Saturday, May 29, 2010

Week in review (5/23 to 5/29)

Boeing is seen as the favorite to win the $35 million contract to supply tankers to the Air Force, but you wouldn't guess it from the way it continues to pound rival EADS.

Boeing has been painting EADS as a security risk, saying the company has courted Iran and others at odds with the United States. EADS, for its part, accuses Boeing of trying to make the competition about anything other than the best tanker. Boeing wants lawmakers and the Pentagon to factor national-security into the competition.

Whether that will happen is unclear, but there's a legislative measure now to force the Pentagon to consider the role of illegal subsidies in the contest between Boeing and EADS. It was passed by the House during the week, though it still must be reconciled with a companion defense bill in the Senate.

EADS North America wants to assemble the tankers, based on a modified A330, in Mobile, Ala., at Brookley Industrial Complex. Boeing wants to build the tankers, based on a 767, at its assembly line in Washington.


Space
There's a new associate director at Stennis Space Center, Miss.

Ken Human was named to the post late in the week. He'll work for Stennis Director Patrick Scheuermann and Deputy Center Director Rick Gilbrech. Human, who started his NASA career at Stennis in 1978, had been deputy manager of the External Integration Office at Johnson Space Center in Houston.

- In another personnel-related issue during the week, lawmakers who support the Constellation Program, NASA's bid to return astronauts to the moon and beyond, were outraged the agency reassigned the head of the program. Jeff Hanley was moved to a deputy position at Johnson Space Center in Houston. He has been an outspoken opponent of the administration efforts to shut down the Constellation Program. Stennis Space Center, Miss., and Michoud Assembly Facility, New Orleans, are both involved in the program.

- Lockheed Martin delivered the first satellite in the Advanced Extremely High Frequency program to Cape Canaveral Air Force Station, Fla., in preparation for a July 30 launch aboard an Atlas V. The multi-satellite AEHF system will provide the U.S. military with global, protected, high capacity and secure communications – a successor to the five-satellite Milstar constellation. Lockheed Martin Mississippi Space and Technology Center personnel at Stennis Space Center, Miss., worked on the core propulsion modules for the AEHF program.


Joint Strike Fighter
Pratt and Whitney delivered the final F135 flight test engine and the first lot of F135 production engines for the F-35. The first lot of production engines consists of four conventional take off and landing engines. All the engines are destined for aircraft that will support the flight training program at Eglin Air Force Base, Fla.
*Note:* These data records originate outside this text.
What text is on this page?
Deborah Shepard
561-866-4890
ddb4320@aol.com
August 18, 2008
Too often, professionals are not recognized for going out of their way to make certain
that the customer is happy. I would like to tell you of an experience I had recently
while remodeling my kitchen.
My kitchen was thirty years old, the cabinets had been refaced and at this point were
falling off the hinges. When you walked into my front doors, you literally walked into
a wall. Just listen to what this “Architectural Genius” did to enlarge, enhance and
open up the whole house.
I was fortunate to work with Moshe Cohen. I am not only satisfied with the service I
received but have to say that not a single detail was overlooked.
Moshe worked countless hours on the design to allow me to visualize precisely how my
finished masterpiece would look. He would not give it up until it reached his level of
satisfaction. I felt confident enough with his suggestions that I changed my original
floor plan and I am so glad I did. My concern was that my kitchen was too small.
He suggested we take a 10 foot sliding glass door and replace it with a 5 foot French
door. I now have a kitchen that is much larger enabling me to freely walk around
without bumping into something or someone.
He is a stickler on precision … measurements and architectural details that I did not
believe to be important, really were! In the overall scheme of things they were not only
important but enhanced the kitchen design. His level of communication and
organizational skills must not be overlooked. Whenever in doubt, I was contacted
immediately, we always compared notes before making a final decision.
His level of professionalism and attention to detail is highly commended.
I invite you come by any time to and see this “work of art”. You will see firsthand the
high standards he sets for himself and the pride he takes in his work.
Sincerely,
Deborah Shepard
- The U.S. House late in the week adopted its version of a fiscal 2011 defense spending bill that includes $485 million to keep alive an alternate engine for the F-35. This one is built by a joint venture of General Electric and Rolls-Royce. President Obama said he'd veto any legislation to fund the second engine. The Pentagon has said it doesn't want to fund the second powerplant.

Second-engine supports claim that without it, United Technologies Corp., parent of Pratt and Whitney, would have a decades-long monopoly on the projected $100 billion engine market for the more than 3,000 F-35s due to be bought by the United States and partner countries.

- The involvement of the Netherlands in the F-35 program will remain uncertain for several more months. The lower house of the Dutch parliament voted to cancel the purchase of an F-35 initial operational test and evaluation aircraft, but the caretaker government now in place wants the decision left to the new government. General elections are planned for June 9.


Airports
Officials during the week cut a ribbon at the new Aircraft Rescue Firefighting Facility at the growing Trent Lott International Airport in Moss Point, Miss. The 3,910 square-foot-facility cost $609,000. Six years ago the air traffic control tower was built and flights increased 50 percent, said Carol Snapp, the airport director. She said once the rescue facility is manned, flights will increase again.

The airport is right next to the Jackson County Aviation Technology Park, which hosts the Northrop Grumman Unmanned Systems Center. The facility builds portions of the Fire Scout and Global Hawk unmanned aerial vehicles.

- Speaking of the Global Hawk, Northrop Grumman opened an office at Grand Forks Air Force Base, N.D., to provide support for the RQ-4s being assigned to the base. The office could eventually employ more than 100 people and attract suppliers and subcontractors.


Contracts
Lockheed Martin Corp., Orlando, Fla., was awarded a $6 million contract which will sustain systems engineering support for the production and fielded systems of the Joint Air-to-Surface Standoff Missile and the Joint Air-to-Surface Standoff Missile Extended Range. 308 ARSG/PK, Eglin Air Force Base, Fla., is the contacting activity. … L-3 Communications Vertex Aerospace LLC, Madison, Miss., was awarded an $18 million contract to provide for additional logistics services and materials for organizational, intermediate and depot-level maintenance of 13 T39N and 6 T-39G aircraft at Naval Air Station Pensacola, Fla.